Les professeurs manifestent depuis des mois pour réclamer le rattrapage de leurs salaires bloqués pendant les années de crise. Dans la foulée du vote au Parlement, les autres syndicats de la fonction publique ont demandé le même traitement.  « C’est quelque chose qui tôt ou tard va coûter 800 millions d’euros aux Portugais (…) nous n’allons pas dégeler les salaires aujourd’hui si c’est seulement pour les geler à nouveau demain », a averti le Premier ministre après un entretien avec le président Marcelo Rebelo de Sousa.

Antonio Costa, qui a réussi à redresser les finances publiques depuis qu’il a formé son gouvernement minoritaire en 2015, a estimé que de telles hausses de salaires représenteraient « une rupture de nos engagements et une menace sur la crédibilité internationale de notre pays. Et ça, ce n’est pas négociable ». « Ce serait un manque de respect pour les Portugais, alors que nous arrivons à la fin de cette législature et à l’approche d’élections, de gâcher ce qui leur a tant coûté », a-t-il ajouté.

La commission parlementaire de l’Education s’est prononcée jeudi soir pour la fin du gel des salaires des enseignants. Le Parti socialiste a été seul à se dire contre cette motion votée par ses alliés du Parti communiste (PC) et du Bloc de Gauche (BE) ainsi que par l’opposition de droite.

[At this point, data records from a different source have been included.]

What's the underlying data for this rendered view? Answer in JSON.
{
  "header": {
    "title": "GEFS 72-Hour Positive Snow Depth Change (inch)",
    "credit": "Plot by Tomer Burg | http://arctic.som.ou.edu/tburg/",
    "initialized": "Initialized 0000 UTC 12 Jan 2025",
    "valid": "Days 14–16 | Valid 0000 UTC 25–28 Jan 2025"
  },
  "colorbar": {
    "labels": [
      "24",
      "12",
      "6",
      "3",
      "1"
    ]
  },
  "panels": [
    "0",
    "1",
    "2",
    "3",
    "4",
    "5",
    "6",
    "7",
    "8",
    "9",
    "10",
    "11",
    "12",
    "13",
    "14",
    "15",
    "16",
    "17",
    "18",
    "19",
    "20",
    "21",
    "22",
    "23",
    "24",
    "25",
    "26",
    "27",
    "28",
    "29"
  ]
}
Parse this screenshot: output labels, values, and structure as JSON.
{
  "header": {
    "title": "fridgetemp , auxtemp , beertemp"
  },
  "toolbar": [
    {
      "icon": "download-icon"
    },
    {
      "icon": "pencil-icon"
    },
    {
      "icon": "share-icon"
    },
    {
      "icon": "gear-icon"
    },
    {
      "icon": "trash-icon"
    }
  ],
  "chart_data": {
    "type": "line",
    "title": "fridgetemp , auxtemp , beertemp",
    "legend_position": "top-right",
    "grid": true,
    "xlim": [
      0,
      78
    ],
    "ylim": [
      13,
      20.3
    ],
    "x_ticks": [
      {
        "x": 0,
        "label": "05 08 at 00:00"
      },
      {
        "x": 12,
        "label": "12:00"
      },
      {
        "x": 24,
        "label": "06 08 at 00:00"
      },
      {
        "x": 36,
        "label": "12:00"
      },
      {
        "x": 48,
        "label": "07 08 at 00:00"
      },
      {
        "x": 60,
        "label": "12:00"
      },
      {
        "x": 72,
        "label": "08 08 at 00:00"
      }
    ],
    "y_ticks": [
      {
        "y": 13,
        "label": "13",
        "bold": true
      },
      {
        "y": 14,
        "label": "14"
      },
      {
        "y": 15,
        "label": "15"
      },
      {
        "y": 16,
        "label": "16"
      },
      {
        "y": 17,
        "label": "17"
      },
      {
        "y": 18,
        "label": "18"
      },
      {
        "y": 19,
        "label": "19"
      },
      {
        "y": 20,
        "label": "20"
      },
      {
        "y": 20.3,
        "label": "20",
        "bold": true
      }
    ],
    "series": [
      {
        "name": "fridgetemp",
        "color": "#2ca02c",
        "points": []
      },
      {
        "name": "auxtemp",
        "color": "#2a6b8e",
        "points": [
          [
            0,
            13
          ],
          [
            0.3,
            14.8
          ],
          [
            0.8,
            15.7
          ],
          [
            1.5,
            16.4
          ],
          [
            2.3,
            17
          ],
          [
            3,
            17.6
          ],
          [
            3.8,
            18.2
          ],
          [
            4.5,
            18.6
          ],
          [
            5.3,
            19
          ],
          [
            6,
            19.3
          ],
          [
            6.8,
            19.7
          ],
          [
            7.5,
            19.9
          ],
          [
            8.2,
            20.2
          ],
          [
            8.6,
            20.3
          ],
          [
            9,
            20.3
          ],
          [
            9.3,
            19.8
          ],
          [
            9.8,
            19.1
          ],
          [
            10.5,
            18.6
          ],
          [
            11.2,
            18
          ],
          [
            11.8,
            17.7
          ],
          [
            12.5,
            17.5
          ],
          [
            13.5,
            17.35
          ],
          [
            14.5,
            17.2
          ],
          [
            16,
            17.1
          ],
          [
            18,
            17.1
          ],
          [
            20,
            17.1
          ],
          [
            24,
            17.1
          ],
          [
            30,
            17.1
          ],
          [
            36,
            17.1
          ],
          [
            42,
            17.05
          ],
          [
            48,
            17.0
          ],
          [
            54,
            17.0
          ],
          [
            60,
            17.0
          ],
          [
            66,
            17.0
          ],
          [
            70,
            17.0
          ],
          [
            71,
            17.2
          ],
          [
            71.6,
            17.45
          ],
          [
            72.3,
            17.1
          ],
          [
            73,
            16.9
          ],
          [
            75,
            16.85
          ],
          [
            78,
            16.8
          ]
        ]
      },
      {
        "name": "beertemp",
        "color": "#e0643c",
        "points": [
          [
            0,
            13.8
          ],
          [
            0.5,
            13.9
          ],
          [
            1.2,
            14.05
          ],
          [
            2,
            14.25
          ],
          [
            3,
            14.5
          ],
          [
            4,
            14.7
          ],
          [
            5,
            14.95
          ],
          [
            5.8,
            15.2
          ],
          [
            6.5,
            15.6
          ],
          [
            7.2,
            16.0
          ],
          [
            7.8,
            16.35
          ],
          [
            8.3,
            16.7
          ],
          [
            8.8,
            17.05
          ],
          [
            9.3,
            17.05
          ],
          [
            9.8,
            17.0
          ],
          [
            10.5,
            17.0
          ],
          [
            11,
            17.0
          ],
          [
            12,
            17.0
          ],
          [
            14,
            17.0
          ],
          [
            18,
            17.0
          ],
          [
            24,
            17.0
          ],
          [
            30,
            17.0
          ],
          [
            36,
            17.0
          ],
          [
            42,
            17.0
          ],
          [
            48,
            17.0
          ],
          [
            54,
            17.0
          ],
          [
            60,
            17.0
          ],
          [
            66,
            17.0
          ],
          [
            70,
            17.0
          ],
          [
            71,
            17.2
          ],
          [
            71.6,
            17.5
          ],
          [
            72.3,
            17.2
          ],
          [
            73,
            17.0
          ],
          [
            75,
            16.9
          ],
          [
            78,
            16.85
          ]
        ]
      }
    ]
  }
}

« Je dois reconnaître que le PC et le BE sont cohérents avec ce qu’ils défendent depuis 2017…ceux qui ont été incohérents (…) sont les deux autres partis », a commenté le Premier ministre.

Ultimatum « précipité »

« L’ultimatum du gouvernement est précipité et crée une instabilité politique qui pourrait être évitée », a réagi la coordinatrice du Bloc de gauche Catarina Martins, rappelant que sa formation politique avait pris « la position qui a toujours été la sienne sur cette loi ».

Du côté du PCP, le secrétaire général Jeronimo de Sousa a jugé la pression du gouvernement « inacceptable » et assuré que les communistes allaient « maintenir leur proposition et leur engagement pour faire passer cette loi ». Le texte approuvé en commission doit encore être soumis au Parlement et promulgué par le président, avec lequel Antonio Costa s’est entretenu après une réunion de crise de son cabinet restreint.

« Il est très peu probable qu’on aboutisse à une véritable démission, a déclaré à l’AFP le politologue Antonio Costa Pinto. Je pense qu’on se dirige davantage vers un scénario de conciliation » entre les différents partis. De toute façon, le budget 2019 a déjà été voté, donc cette crise « n’aura pas d’impact économique « , a-t-il estimé.

« Le Portugal est en plein cycle électoral : dans trois semaines les européennes, dans cinq mois les législatives. Dans ce contexte, une démission ne serait pas favorable aux socialistes », selon lui.

Les socialistes sont en tête des intentions de vote dans les derniers sondages qui ne leur prédisent cependant pas la majorité. Et des soupçons de népotisme au sein du gouvernement ont récemment entamé sa popularité.

Depuis son arrivée au pouvoir en 2015, avec le soutien des communistes, du Bloc de gauche et des Verts, le gouvernement socialiste s’était attaché à rétablir la crédibilité des finances publiques.

Il est presque parvenu à éliminer le déficit public, qui avait franchi les 11% du PIB pendant la crise de la dette de 2010 à 2014, tout en allégeant l’impôt sur le revenu et en accordant une augmentation extraordinaire des pensions de retraite aux plus modestes.

D’après les chiffres de l’Organisation de coopération et de développement économiques, les professeurs du Portugal sont, derrière ceux du Luxembourg, les mieux payés des 36 pays membres de l’OCDE.